XI. Wedding Bell (part 2)

16.2K 1.4K 59
                                    

Dengung lonceng terdengar semakin jelas seiring dengan semakin dekat jarak yang menjadi pemisah. Derum suara mesin kian memelan, mobil sport berwarna silver menghentikan lajunya.

Kini tampak kaki berheels rendah menuruni mobil dengan gerakan pelan.
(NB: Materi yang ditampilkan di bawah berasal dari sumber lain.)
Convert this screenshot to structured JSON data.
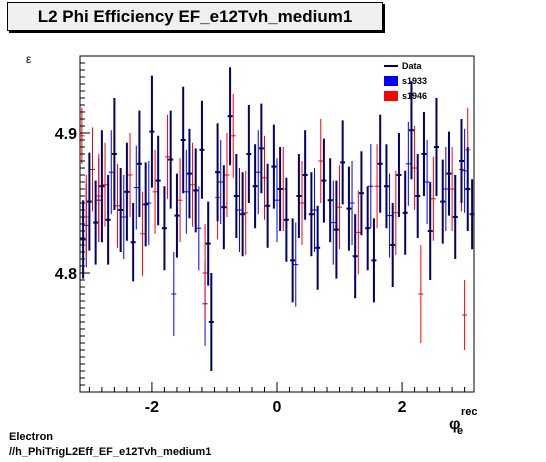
{
  "chart_data": {
    "type": "scatter",
    "title": "L2 Phi Efficiency EF_e12Tvh_medium1",
    "ylabel": "ε",
    "xlabel_main": "φ",
    "xlabel_sup": "rec",
    "xlabel_sub": "e",
    "xlim": [
      -3.15,
      3.15
    ],
    "ylim": [
      4.715,
      4.955
    ],
    "xticks": [
      -2,
      0,
      2
    ],
    "xtick_labels": [
      "-2",
      "0",
      "2"
    ],
    "yticks": [
      4.8,
      4.9
    ],
    "ytick_labels": [
      "4.8",
      "4.9"
    ],
    "legend": {
      "position": "top-right",
      "entries": [
        {
          "label": "Data",
          "color": "#00006e",
          "style": "line"
        },
        {
          "label": "s1933",
          "color": "#0000ff",
          "style": "box"
        },
        {
          "label": "s1946",
          "color": "#ff0000",
          "style": "box"
        }
      ]
    },
    "series": [
      {
        "name": "Data",
        "color": "#000066",
        "width": 2,
        "points": [
          [
            -3.1,
            4.824,
            0.028
          ],
          [
            -3.0,
            4.851,
            0.035
          ],
          [
            -2.9,
            4.836,
            0.03
          ],
          [
            -2.8,
            4.862,
            0.04
          ],
          [
            -2.7,
            4.838,
            0.032
          ],
          [
            -2.6,
            4.885,
            0.04
          ],
          [
            -2.5,
            4.845,
            0.03
          ],
          [
            -2.4,
            4.858,
            0.035
          ],
          [
            -2.3,
            4.822,
            0.028
          ],
          [
            -2.2,
            4.878,
            0.038
          ],
          [
            -2.1,
            4.849,
            0.03
          ],
          [
            -2.0,
            4.901,
            0.04
          ],
          [
            -1.9,
            4.866,
            0.032
          ],
          [
            -1.8,
            4.832,
            0.03
          ],
          [
            -1.7,
            4.881,
            0.035
          ],
          [
            -1.6,
            4.841,
            0.03
          ],
          [
            -1.5,
            4.895,
            0.038
          ],
          [
            -1.4,
            4.871,
            0.032
          ],
          [
            -1.3,
            4.859,
            0.03
          ],
          [
            -1.2,
            4.888,
            0.035
          ],
          [
            -1.1,
            4.821,
            0.03
          ],
          [
            -1.05,
            4.765,
            0.035
          ],
          [
            -0.95,
            4.872,
            0.035
          ],
          [
            -0.85,
            4.847,
            0.03
          ],
          [
            -0.75,
            4.912,
            0.035
          ],
          [
            -0.65,
            4.855,
            0.03
          ],
          [
            -0.55,
            4.842,
            0.03
          ],
          [
            -0.45,
            4.885,
            0.035
          ],
          [
            -0.35,
            4.862,
            0.03
          ],
          [
            -0.25,
            4.889,
            0.032
          ],
          [
            -0.15,
            4.848,
            0.03
          ],
          [
            -0.05,
            4.876,
            0.03
          ],
          [
            0.05,
            4.86,
            0.03
          ],
          [
            0.15,
            4.838,
            0.03
          ],
          [
            0.25,
            4.809,
            0.03
          ],
          [
            0.35,
            4.855,
            0.03
          ],
          [
            0.45,
            4.87,
            0.032
          ],
          [
            0.55,
            4.842,
            0.03
          ],
          [
            0.65,
            4.818,
            0.03
          ],
          [
            0.75,
            4.866,
            0.03
          ],
          [
            0.85,
            4.852,
            0.03
          ],
          [
            0.95,
            4.831,
            0.035
          ],
          [
            1.05,
            4.879,
            0.03
          ],
          [
            1.15,
            4.846,
            0.03
          ],
          [
            1.25,
            4.812,
            0.03
          ],
          [
            1.35,
            4.857,
            0.03
          ],
          [
            1.45,
            4.832,
            0.03
          ],
          [
            1.55,
            4.809,
            0.03
          ],
          [
            1.65,
            4.878,
            0.035
          ],
          [
            1.75,
            4.862,
            0.03
          ],
          [
            1.85,
            4.82,
            0.03
          ],
          [
            1.95,
            4.87,
            0.03
          ],
          [
            2.05,
            4.843,
            0.03
          ],
          [
            2.15,
            4.902,
            0.035
          ],
          [
            2.25,
            4.855,
            0.03
          ],
          [
            2.35,
            4.885,
            0.03
          ],
          [
            2.45,
            4.83,
            0.035
          ],
          [
            2.55,
            4.89,
            0.035
          ],
          [
            2.65,
            4.851,
            0.03
          ],
          [
            2.75,
            4.871,
            0.03
          ],
          [
            2.85,
            4.84,
            0.03
          ],
          [
            2.95,
            4.88,
            0.03
          ],
          [
            3.05,
            4.86,
            0.03
          ],
          [
            3.12,
            4.842,
            0.025
          ]
        ]
      },
      {
        "name": "s1933",
        "color": "#0000ff",
        "width": 1,
        "points": [
          [
            -3.05,
            4.834,
            0.03
          ],
          [
            -2.85,
            4.852,
            0.03
          ],
          [
            -2.65,
            4.872,
            0.03
          ],
          [
            -2.45,
            4.84,
            0.03
          ],
          [
            -2.25,
            4.861,
            0.03
          ],
          [
            -2.05,
            4.85,
            0.03
          ],
          [
            -1.65,
            4.785,
            0.03
          ],
          [
            -1.45,
            4.858,
            0.03
          ],
          [
            -1.25,
            4.832,
            0.03
          ],
          [
            -1.15,
            4.778,
            0.03
          ],
          [
            -0.9,
            4.865,
            0.03
          ],
          [
            -0.6,
            4.845,
            0.03
          ],
          [
            -0.3,
            4.872,
            0.03
          ],
          [
            0.0,
            4.852,
            0.03
          ],
          [
            0.3,
            4.806,
            0.03
          ],
          [
            0.6,
            4.845,
            0.03
          ],
          [
            0.9,
            4.836,
            0.03
          ],
          [
            1.2,
            4.85,
            0.03
          ],
          [
            1.5,
            4.862,
            0.03
          ],
          [
            1.8,
            4.841,
            0.03
          ],
          [
            2.1,
            4.878,
            0.03
          ],
          [
            2.4,
            4.865,
            0.03
          ],
          [
            2.7,
            4.86,
            0.03
          ],
          [
            3.0,
            4.873,
            0.03
          ]
        ]
      },
      {
        "name": "s1946",
        "color": "#ff0000",
        "width": 1,
        "points": [
          [
            -3.12,
            4.898,
            0.02
          ],
          [
            -3.05,
            4.84,
            0.03
          ],
          [
            -2.95,
            4.874,
            0.03
          ],
          [
            -2.85,
            4.855,
            0.03
          ],
          [
            -2.75,
            4.863,
            0.03
          ],
          [
            -2.55,
            4.848,
            0.03
          ],
          [
            -2.35,
            4.87,
            0.03
          ],
          [
            -2.15,
            4.828,
            0.03
          ],
          [
            -1.95,
            4.858,
            0.03
          ],
          [
            -1.75,
            4.883,
            0.03
          ],
          [
            -1.55,
            4.852,
            0.03
          ],
          [
            -1.35,
            4.863,
            0.03
          ],
          [
            -1.15,
            4.8,
            0.035
          ],
          [
            -0.95,
            4.854,
            0.03
          ],
          [
            -0.8,
            4.87,
            0.03
          ],
          [
            -0.7,
            4.898,
            0.03
          ],
          [
            -0.5,
            4.843,
            0.03
          ],
          [
            -0.2,
            4.868,
            0.03
          ],
          [
            0.1,
            4.86,
            0.03
          ],
          [
            0.4,
            4.85,
            0.03
          ],
          [
            0.7,
            4.88,
            0.03
          ],
          [
            1.0,
            4.847,
            0.03
          ],
          [
            1.3,
            4.829,
            0.03
          ],
          [
            1.6,
            4.862,
            0.03
          ],
          [
            1.9,
            4.843,
            0.03
          ],
          [
            2.2,
            4.875,
            0.03
          ],
          [
            2.5,
            4.853,
            0.03
          ],
          [
            2.8,
            4.86,
            0.03
          ],
          [
            2.95,
            4.874,
            0.03
          ],
          [
            3.05,
            4.888,
            0.03
          ],
          [
            2.3,
            4.785,
            0.035
          ],
          [
            3.0,
            4.77,
            0.025
          ]
        ]
      }
    ]
  },
  "footer": {
    "line1": "Electron",
    "line2": "//h_PhiTrigL2Eff_EF_e12Tvh_medium1"
  }
}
Lalu sosok itu berdiri tegap sebelum menghela napas dalam.

Sang pemilik kaki jenjang mengalihkan pandangan mata pada bangunan megah berhias dekorasi mewah itu. Di sepanjang karpet merah hiasan mawar putih berjajar menyapa para tamu.

Evelyn memandang tanpa ekspresi, tempat yang dipenuhi kebahagiaan itu. Dari pandangannya semua orang menyunggingkan senyuman, mereka tertawa bahagia. Semua orang bercakap-cakap layaknya saat itu adalah salah satu waktu terbaik mereka. Tidak ada raut sedih apalagi kecewa, sebuah pemandangan yang membuatnya merasa ganjil.

Apakah ia berhak untuk merasa iri. Apakah ia juga akan mengalami kebahagiaan seperti orang-orang itu?

Evelyn masih menatap lurus tempat itu sampai ia merasakan kehadiran seseorang di sampingnya. Aroma mint bercampur bebauan khas hutan segera memenuhi indra penciuman. Dari ujung mata, Evelyn menangkap sosok yang mengenakan setelan hitam dengan dasi berwarna serupa dengan gaun miliknya. Lelaki itu mengerutkan wajahnya risau.

"Eve, kau yakin tidak mau kembali? Kau benar-benar pucat." Mata Andrew mengobservasi setiap segi wajah Evelyn.

Gadis itu menaikkan sebelah alisnya, lalu memandang Andew polos. "Benarkah? Aku masih 100% sehat, Drew."

"Please Eve. Kita masih punya waktu untuk kembali."

"Sudah ku bilang, aku baik-baik saja, Mr. Whitestone. Jika kau ingin kembali, kau bisa pergi sendiri. Silakan," tegas gadis itu sebelum berbalik dan melangkah meninggalkan lelaki itu.

Andrew hanya bisa menghembuskan napas pasrah. Lalu mengekori gadis keras kepala itu begitu saja sebelum Evelyn mulai menunjukkan taringnya karena Andrew menentang.

Evelyn mengatur napas. Berulang kali ia menghela napas dalam, berusaha mengatur paru-parunya yang kian berat.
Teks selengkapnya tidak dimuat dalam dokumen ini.